CBF e clubes aprovam novas regras para reduzir paralisações nos jogos
Mudanças passam a valer imediatamente em competições nacionais e estabelecem limites de tempo para ações como reposição do goleiro, cobranças e substituições

A Confederação Brasileira de Futebol (CBF) e os clubes das Séries A e B do Campeonato Brasileiro aprovaram, nesta segunda-feira (10), um conjunto de novas regras para a arbitragem nas competições nacionais. As mudanças passam a valer imediatamente e têm como principal objetivo aumentar o tempo de bola rolando e reduzir as paralisações durante as partidas.
As novas regras serão aplicadas nas Séries A, B, C e D do Campeonato Brasileiro, na Série A1 do Campeonato Brasileiro Feminino e na Copa do Brasil. As medidas seguem alterações definidas pela International Football Association Board (IFAB), órgão responsável pelas regras do futebol, e algumas delas já foram utilizadas na última Copa do Mundo.
A CBF busca aproximar o futebol brasileiro da meta estabelecida pela Fifa de pelo menos 60 minutos de bola em jogo por partida.
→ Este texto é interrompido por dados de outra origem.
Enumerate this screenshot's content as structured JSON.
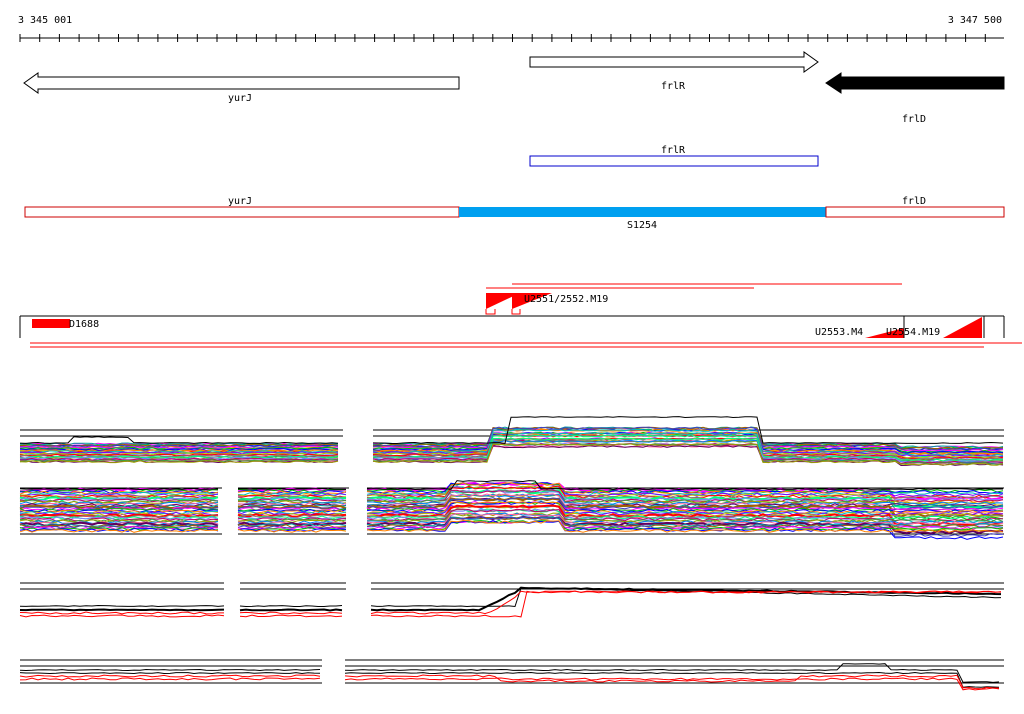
{
  "ruler": {
    "start_label": "3 345 001",
    "end_label": "3 347 500"
  },
  "genes": [
    {
      "name": "yurJ",
      "strand": "-"
    },
    {
      "name": "frlR",
      "strand": "+"
    },
    {
      "name": "frlD",
      "strand": "-"
    }
  ],
  "cds_box": {
    "label": "frlR"
  },
  "segments": [
    {
      "label": "yurJ"
    },
    {
      "label": "S1254"
    },
    {
      "label": "frlD"
    }
  ],
  "features": {
    "d1688": "D1688",
    "u2551_2552": "U2551/2552.M19",
    "u2553": "U2553.M4",
    "u2554": "U2554.M19"
  },
  "colors": {
    "gene_filled": "#000000",
    "cds_outline": "#0000cc",
    "segment_outline": "#cc0000",
    "segment_highlight": "#00a0f0",
    "feature_red": "#ff0000"
  }
}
Antes da pausa para a Copa, a média registrada na Série A do Campeonato Brasileiro era de 52 minutos e 54 segundos de bola rolando por jogo.
Segundo estudo realizado pela empresa de dados Opta para a CBF, as mudanças podem acrescentar, em média, 5 minutos e 49 segundos de bola em jogo por partida, podendo chegar a 6 minutos e 22 segundos.
Confira as principais mudanças
- Goleiro terá oito segundos para repor a bola: caso ultrapasse o limite com a bola nas mãos, será marcado escanteio para a equipe adversária.
- Cinco segundos para cobrança de lateral: o jogador que demorar além do tempo determinado perderá o direito à cobrança, que será concedida ao adversário.
- Cinco segundos para tiro de meta: a contagem começa após o apito do árbitro. Em caso de demora, o adversário terá direito a escanteio.
- Substituições terão limite de 10 segundos: o jogador que deixar o campo deverá fazê-lo dentro do prazo. Caso contrário, o atleta que entrará terá de aguardar um minuto para participar da partida.
- Um minuto fora após atendimento médico: jogadores atendidos dentro do campo deverão permanecer fora da partida por pelo menos um minuto após o reinício.
- Regra específica para atendimento ao goleiro: o treinador ou capitão indicará um jogador de linha para cumprir o período de um minuto fora após o reinício.
- Apenas o capitão poderá falar com o árbitro: quando o capitão for o goleiro, um jogador de linha será indicado como interlocutor da equipe. Atletas que desrespeitarem a regra poderão receber cartão amarelo.
- Protocolo envolvendo discussões: cobrir intencionalmente a boca durante uma discussão com adversários, dificultando a leitura labial, poderá resultar em expulsão, independentemente do conteúdo da fala.
- VAR poderá revisar segundo cartão amarelo: lances que resultarem em expulsão por segundo cartão amarelo poderão ser analisados pelo árbitro de vídeo, com possibilidade de reversão caso seja constatado erro.
- Revisão de escanteios pelo VAR: a partir de 2027, o árbitro de vídeo poderá revisar escanteios concedidos incorretamente quando o lance tiver consequência direta em gol ou pênalti.
Mudanças começam imediatamente
De acordo com a CBF, nove das dez mudanças aprovadas já entram em vigor nas competições nacionais. A revisão de escanteios pelo VAR será implementada somente a partir de 2027.
Para o diretor de Arbitragem da CBF, Netto Góes, a aplicação das novas regras dependerá também da adaptação de jogadores, clubes e equipes de arbitragem. “O objetivo é ter um jogo mais fluido, com menos interrupções e mais futebol”, afirmou.
A expectativa da entidade é que a padronização dos critérios e os novos limites de tempo contribuam para partidas mais dinâmicas, com redução das paralisações e aumento do período efetivo de jogo.